Given your strong balance sheet and solid free cash flow, can you share your current perspectives on mergers and acquisitions?

John, do you want to comment on M&A since you and I talk about it a lot...

We are primarily focused on traceability. Although we occasionally receive proposals related to compliance and supply chain, our current priority is on traceability. We have a solid banking relationship, lines of credit, and available cash. We're also actively buying back our shares, which gives us equity should an opportunity arise. At this time, if we're discontinuing any products that are causing distractions, it's unlikely we will pursue acquisitions unless they are particularly compelling. However, we remain open to negotiations and will not dismiss any opportunities, especially considering the valuations we've seen over the years, which have been around 14 to 15 times earnings. For now, our main focus is traceability, but we have various resources we can tap into if a suitable opportunity presents itself. I was a bit briefer than Randy.

Speaker 4

Yes, a lot shorter. The last question is usually clear to me, but I'm asking because it's not. It isn't clear how the current environment is negatively impacting your sales. For example, you've mentioned in the past how you have a distracted customer and similar issues. I understand that the macroeconomic environment is still somewhat challenging, with a fair amount of inflation. Can you explain in simple terms how your sales and profits are currently being negatively impacted by the current environment? Maybe the answer is that there is no impact at all.

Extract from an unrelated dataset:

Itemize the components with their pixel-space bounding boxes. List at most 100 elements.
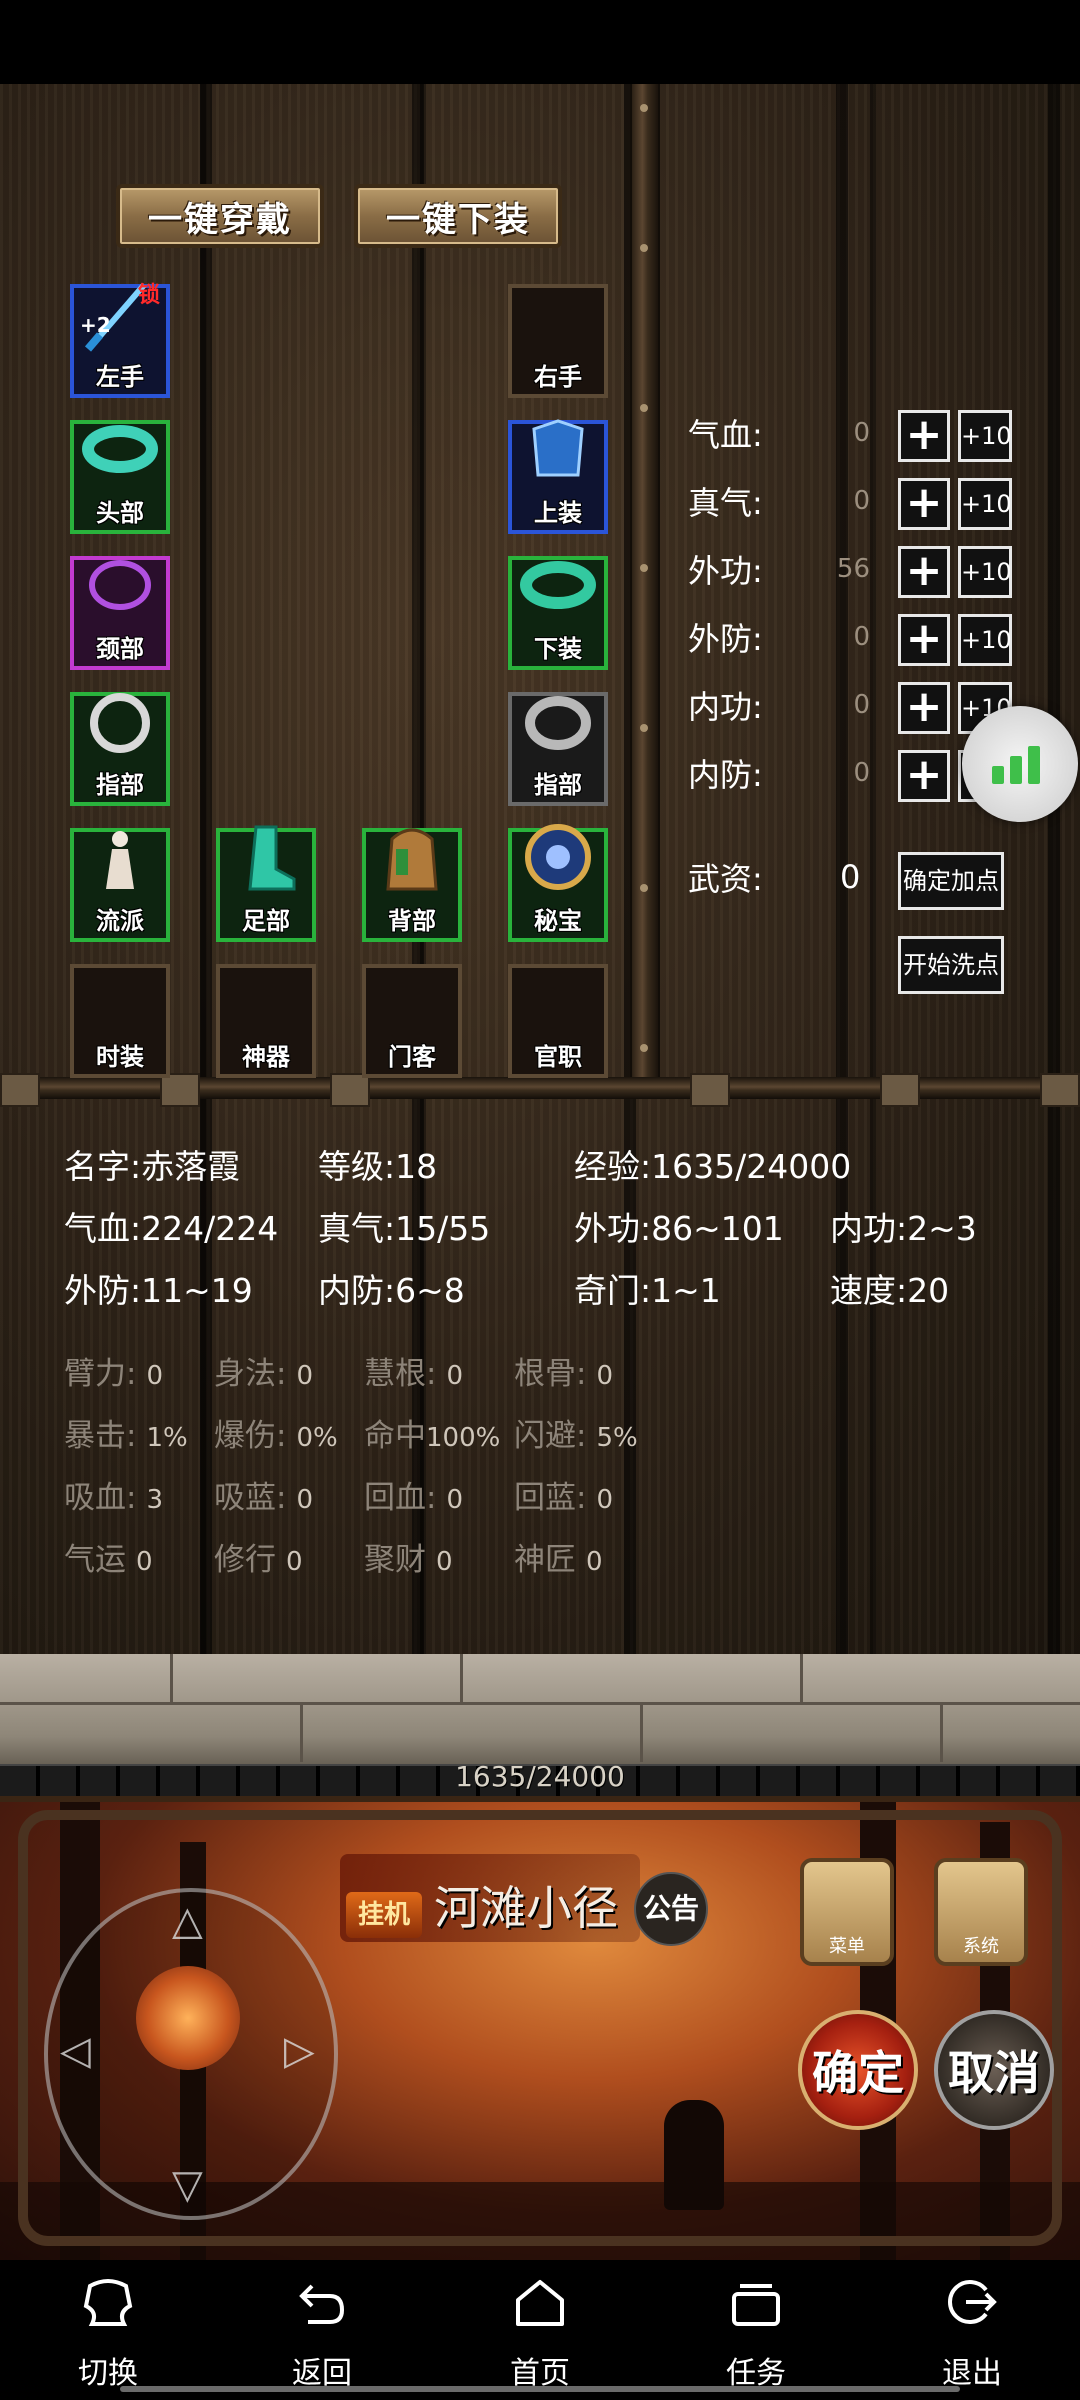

It's not significantly impacting us at the moment, but we do notice that discussions around recession and food inflation are making people in the industry cautious about their customers. This caution leads to a slowdown in decision-making, which is a prudent approach. There is a looming deadline regarding traceability set for January 2026, and we hope it gets pushed back, as we don't believe the industry is fully prepared for it. As that deadline approaches, the market participants in the global food supply chain will start to feel urgency, potentially leading to a chaotic rush. A notable attorney in the food sector recently remarked that there's barely enough time for people to panic about FSMA Rule 204, as many are still unaware of the implications. He indicated that the smaller chains will struggle, and even the larger ones may find it challenging to comply in time. Therefore, we foresee a slower sign-up rate this year, but we believe the pace will accelerate next year, and by 2025, there will be a significant surge as awareness grows. Currently, the main concern is the recession.

So Randy, maybe any other questions?

Speaker 1

I was going to say I can give you the operator to say closing remarks.

Operator

Okay. There are no further questions at this time. I would like to turn the floor back over to Randy for closing comments.

Great. Thank you, operator. Thank you, John. Everybody, we appreciate you. Hopefully, you got your questions answered. We're obviously very comfortable where we are, but there is an enormous amount of opportunity in front of us. So we're climbing it, and we are geared, ready, and this will be a pretty exciting adventure. So fasten your seatbelts. Thanks a lot. Talk to you all soon.

Thank you. Bye-bye.

Operator

Thank you. This concludes today's teleconference. You may disconnect your lines at this time. Thank you for your participation.